1917 American Bistro Restaurant on the Avenue of Fashion in Detroit
Located on Livernois Avenue, this dining destination serves up delicious meals from dinner to Sunday brunches—and 'that damn rum cake'
The 1917 American Bistro in Detroit stimulates all five senses. From the music to the food, you're in for a real treat. With musical artists like Johnny Coltrane playing softly on the speakers and a mass of colorful paintings created by local artists in the city brightening up the walls, this chic little restaurant is a getaway located right on the Avenue of Fashion—Livernois Avenue.
Going on its fourth year in November, the bistro went from housing a real estate agency to a fully operational restaurant in just four months time. The restaurant may be Black owned, but don't try to stick it in the soul food category. This place has a little bit of everything for everybody.
"I just want this to be a restaurant. I didn't want it to be known as a Black-owned restaurant or a soul food restaurant," says owner Donald Studvent. "Don't get me wrong: I live Black. I love everything Black. That's who I am. But I just wanted this to be just a restaurant. I wanted it to be neutral."
Studvent says that's why eatery, which seats 49 people upstairs and 49 downstairs, is called American Bistro. If you were wondering, "1917" is the year Sherwood Forest was established—and that's where the bistro lies.
There are two chefs here: Studvent and his "baby brother" Anthony Howard. Together, they whip up a variety of foods like blackened catfish, chicken alfredo, hamburgers, corned beef sandwiches and vegetable stir fry. They even have a big Sunday brunch buffet where people can enjoy the bistro's signature buttermilk pancakes, fresh fruits and pastries, waffles, grits, fried red skin potatoes, ham, omelets and much more.

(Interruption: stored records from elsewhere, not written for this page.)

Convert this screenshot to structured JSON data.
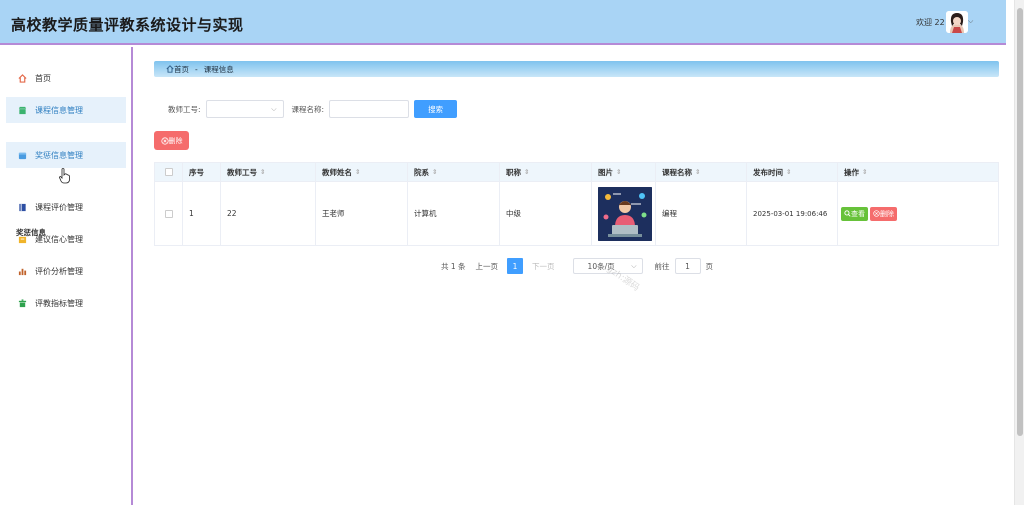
{
  "header": {
    "title": "高校教学质量评教系统设计与实现",
    "welcome": "欢迎 22"
  },
  "sidebar": {
    "items": [
      {
        "label": "首页",
        "icon": "home-icon",
        "color": "#e46a4b"
      },
      {
        "label": "课程信息管理",
        "icon": "shop-icon",
        "color": "#3bb36e"
      },
      {
        "label": "奖惩信息管理",
        "icon": "folder-icon",
        "color": "#4a9be0"
      },
      {
        "label": "课程评价管理",
        "icon": "book-icon",
        "color": "#2d4fa3"
      },
      {
        "label": "建议信心管理",
        "icon": "box-icon",
        "color": "#f0b42a"
      },
      {
        "label": "评价分析管理",
        "icon": "chart-icon",
        "color": "#c0622a"
      },
      {
        "label": "评教指标管理",
        "icon": "trash-icon",
        "color": "#2fa24e"
      }
    ],
    "group_title": "奖惩信息"
  },
  "breadcrumb": {
    "home": "首页",
    "separator": "-",
    "current": "课程信息"
  },
  "search": {
    "teacher_no_label": "教师工号:",
    "course_name_label": "课程名称:",
    "button": "搜索"
  },
  "toolbar": {
    "delete_label": "删除"
  },
  "table": {
    "headers": [
      "序号",
      "教师工号",
      "教师姓名",
      "院系",
      "职称",
      "图片",
      "课程名称",
      "发布时间",
      "操作"
    ],
    "rows": [
      {
        "index": "1",
        "teacher_no": "22",
        "teacher_name": "王老师",
        "department": "计算机",
        "title": "中级",
        "course_name": "编程",
        "publish_time": "2025-03-01 19:06:46",
        "view_label": "查看",
        "delete_label": "删除"
      }
    ]
  },
  "pagination": {
    "total": "共 1 条",
    "prev": "上一页",
    "current_page": "1",
    "next": "下一页",
    "page_size": "10条/页",
    "goto_label": "前往",
    "goto_value": "1",
    "page_unit": "页"
  },
  "watermark": "gzh:源码"
}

Studvent says a lot of his dishes, like the blackened catfish and chicken alfredo, are popular among his customers, but some just outsell others at different times. But he did choose a dessert as the best and most popular on his menu.
"If I had to name one item: that damn rum cake. I can't just say 'rum cake.' I have to say that damn rum cake," he says. "No one can touch us on the rum cake, period."

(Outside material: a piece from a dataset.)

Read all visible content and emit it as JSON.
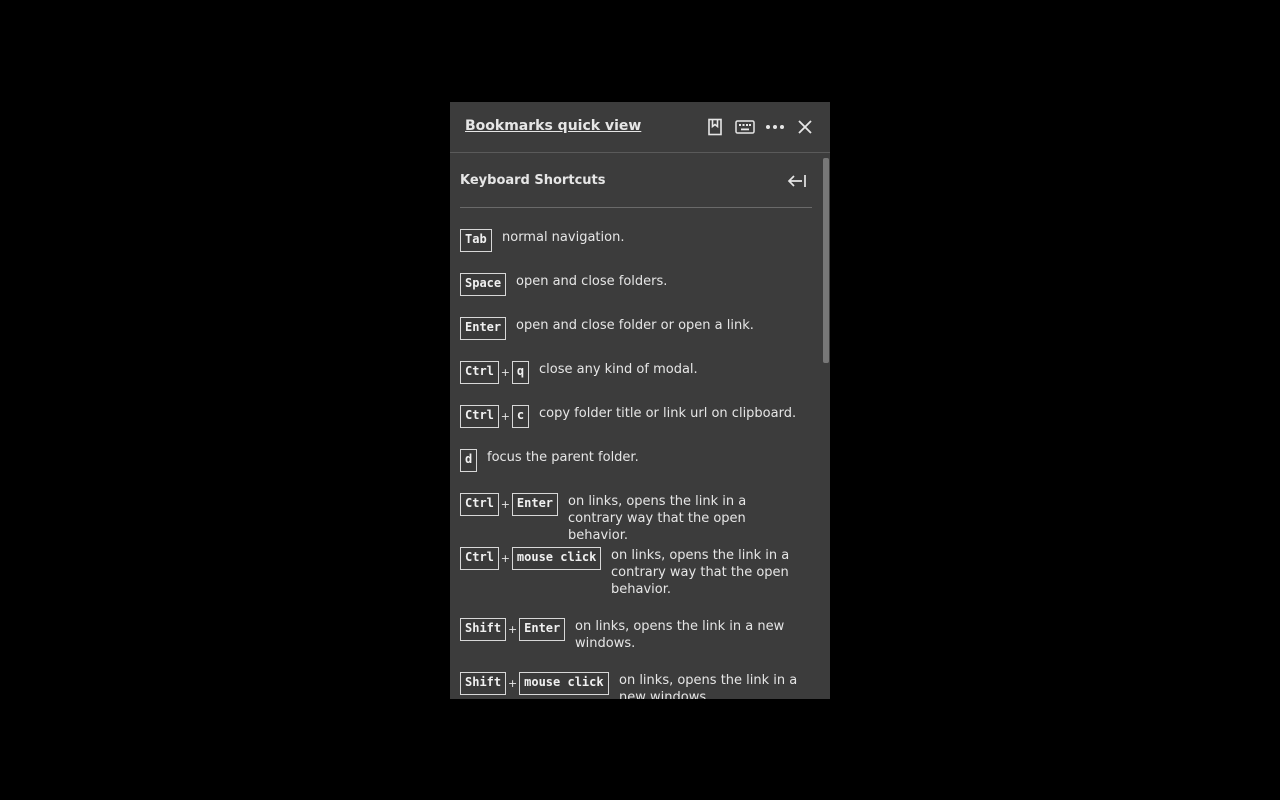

If you dine on Thursdays, you would think you were at Baker's Keyboard Lounge—just a bit farther up Livernois near Eight Mile Road—instead of the bistro. Organized by percussionist Greg Freeman, artists like drummer Brandon Williams, keyboardist Gerard Gibbs and Freeman himself are some of the regulars who perform live.
"It's simple dinner music, but sometimes it goes from 3 to 10. Like when a gentleman by the name of Mr. James Carter comes in here. When he walks in it immediately goes to 10. He's considered the best saxophone player alive," says Studvent. "Martha Reeves came in here one day, grabbed the microphone and blew the doors off! It was amazing. Everyone was dancing. People weren't eating, they were in the middle of the floor dancing."
Another unique feature is the rooftop deck that is lit up by LED wrap lights at night and shaded by beach umbrellas by day. There is also a speaker up there so you won't miss anything. The flower garden and herb garden, on opposite sides of each other, makes the rooftop experience very serene. And yes: Some of the herbs from that garden just may be in your meal. There's nothing like fresh herbs.
But that's not the only thing fresh. Studvent gets his meat, fruits and vegetables fresh from Eastern Market in Detroit. The bistro also has a Blessed & Highly Favored Juice Bar. The smoothies and the raw juices may be a lot like heaven with that title.
The 1917 American Bistro is open 10 a.m. to 11 p.m. Monday-Saturday and 10 a.m. to 3 p.m. Sundays. So give it a try. Dine in, carry out or have them cater.